Testing my prompt design method through real-world use cases.
For me, these prompts work exceptionally well. Through this experiment, I'm testing whether that's true for others too.
I'm comparing two approaches to prompt creation:
- Baseline: Auto-generated prompts from a structured Jobs-to-be-Done interview
- Crafted: Prompts I design using my method
What I'm learning:
- Does my method work exceptionally well for others too?
- Where can it be improved?
What you get:
- Your prompt in both versions (baseline + crafted)

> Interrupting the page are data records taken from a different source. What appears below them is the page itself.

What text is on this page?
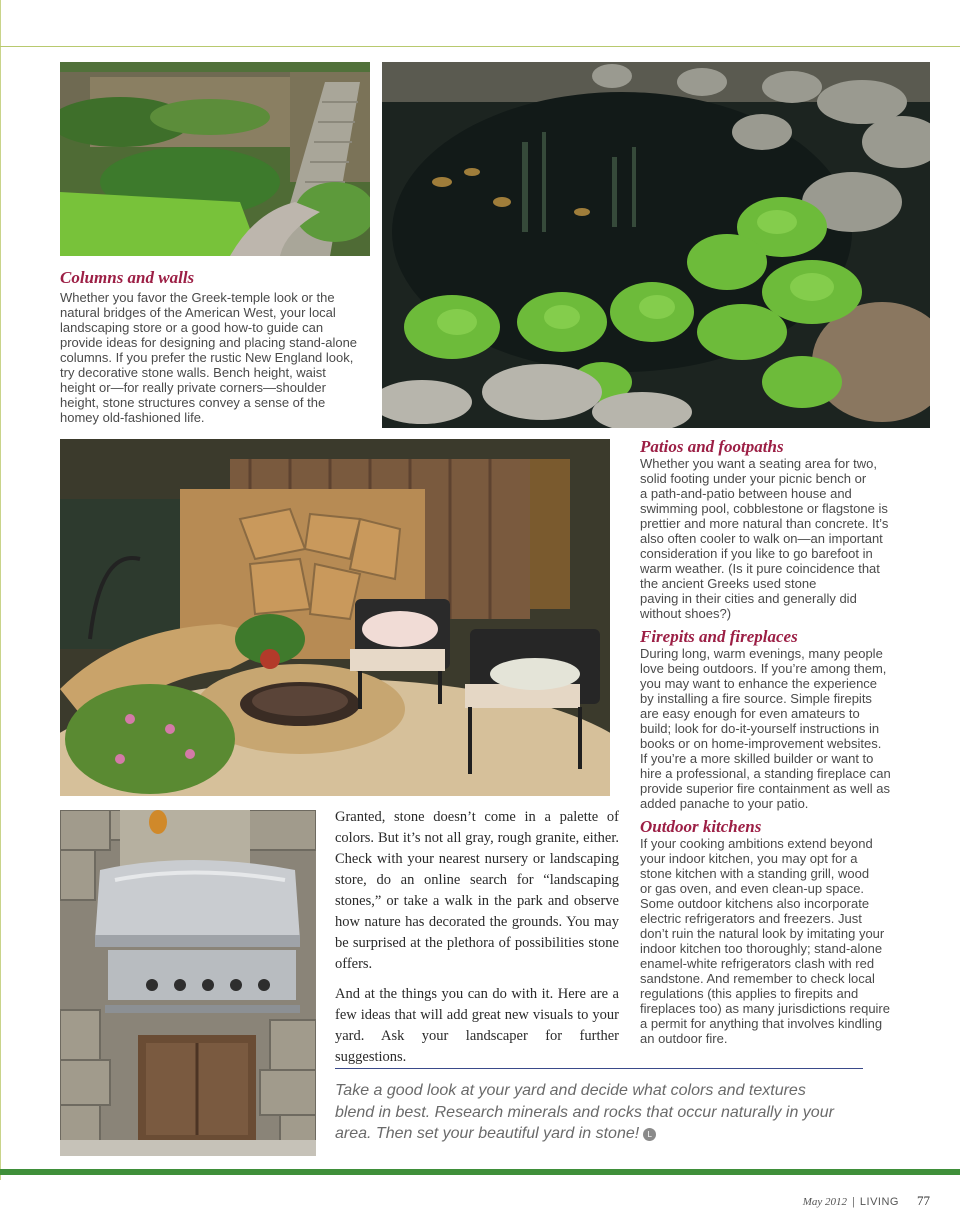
Columns and walls

Whether you favor the Greek-temple look or the
natural bridges of the American West, your local
landscaping store or a good how-to guide can
provide ideas for designing and placing stand-alone
columns. If you prefer the rustic New England look,
try decorative stone walls. Bench height, waist
height or—for really private corners—shoulder
height, stone structures convey a sense of the
homey old-fashioned life.

Patios and footpaths

Whether you want a seating area for two,
solid footing under your picnic bench or
a path-and-patio between house and
swimming pool, cobblestone or flagstone is
prettier and more natural than concrete. It’s
also often cooler to walk on—an important
consideration if you like to go barefoot in
warm weather. (Is it pure coincidence that
the ancient Greeks used stone
paving in their cities and generally did
without shoes?)

Firepits and fireplaces

During long, warm evenings, many people
love being outdoors. If you’re among them,
you may want to enhance the experience
by installing a fire source. Simple firepits
are easy enough for even amateurs to
build; look for do-it-yourself instructions in
books or on home-improvement websites.
If you’re a more skilled builder or want to
hire a professional, a standing fireplace can
provide superior fire containment as well as
added panache to your patio.

Outdoor kitchens

If your cooking ambitions extend beyond
your indoor kitchen, you may opt for a
stone kitchen with a standing grill, wood
or gas oven, and even clean-up space.
Some outdoor kitchens also incorporate
electric refrigerators and freezers. Just
don’t ruin the natural look by imitating your
indoor kitchen too thoroughly; stand-alone
enamel-white refrigerators clash with red
sandstone. And remember to check local
regulations (this applies to firepits and
fireplaces too) as many jurisdictions require
a permit for anything that involves kindling
an outdoor fire.

Granted, stone doesn’t come in a palette of colors. But it’s not all gray, rough granite, either. Check with your nearest nursery or landscaping store, do an online search for “landscaping stones,” or take a walk in the park and observe how nature has decorated the grounds. You may be surprised at the plethora of possibilities stone offers.

And at the things you can do with it. Here are a few ideas that will add great new visuals to your yard. Ask your landscaper for further suggestions.

Take a good look at your yard and decide what colors and textures
blend in best. Research minerals and rocks that occur naturally in your
area. Then set your beautiful yard in stone! L

May 2012 | LIVING 77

- Real comparison in your own context
- Your feedback shapes how the method evolves
Copy the Job-to-be-Done interview prompt and use it with your preferred AI (ChatGPT, Claude, Gemini, etc.)
The interview will generate two things:
- Job-to-be-Done Documentation – A structured description of your task
- Baseline Prompt – An auto-generated prompt ready to use
Create a new issue using the "Submit Job-to-be-Done" template and include:
- Your JTBD documentation
- The auto-generated baseline prompt
- Optional: Context about your use case
- Phase 1 Voting: If many submissions come in, upvote (👍) the jobs you'd like to see WSPL versions for
- Phase 2 Voting: Once both versions are available, test them and vote on which works better for your needs
All submitted prompts (both baseline and WSPL versions) are collected in this repository for reference and learning.
- Be honest: Vote based on actual testing, not assumptions
- Be constructive: If something doesn't work, explain why
- Be curious: This is research – there are no wrong observations
- Be respectful: We're all learning together
Do I need to know anything about the method?
Nope! Just test both versions and tell me which works better for you.
Which AI should I use?
Any major LLM works (GPT-5, Claude, Gemini, etc.). Mention which you used if it's relevant.
How long does the interview take?
Usually 10-15 minutes, depending on the complexity of your job.
What if my baseline prompt is already perfect?
Great! That's valuable data. Still submit it so we can learn from it.
Do prompts get maintained?
No – this is an experimental snapshot, not a production tool library. Prompts are optimized for learning.
All prompts submitted to this repository are shared under CC BY 4.0 unless otherwise noted.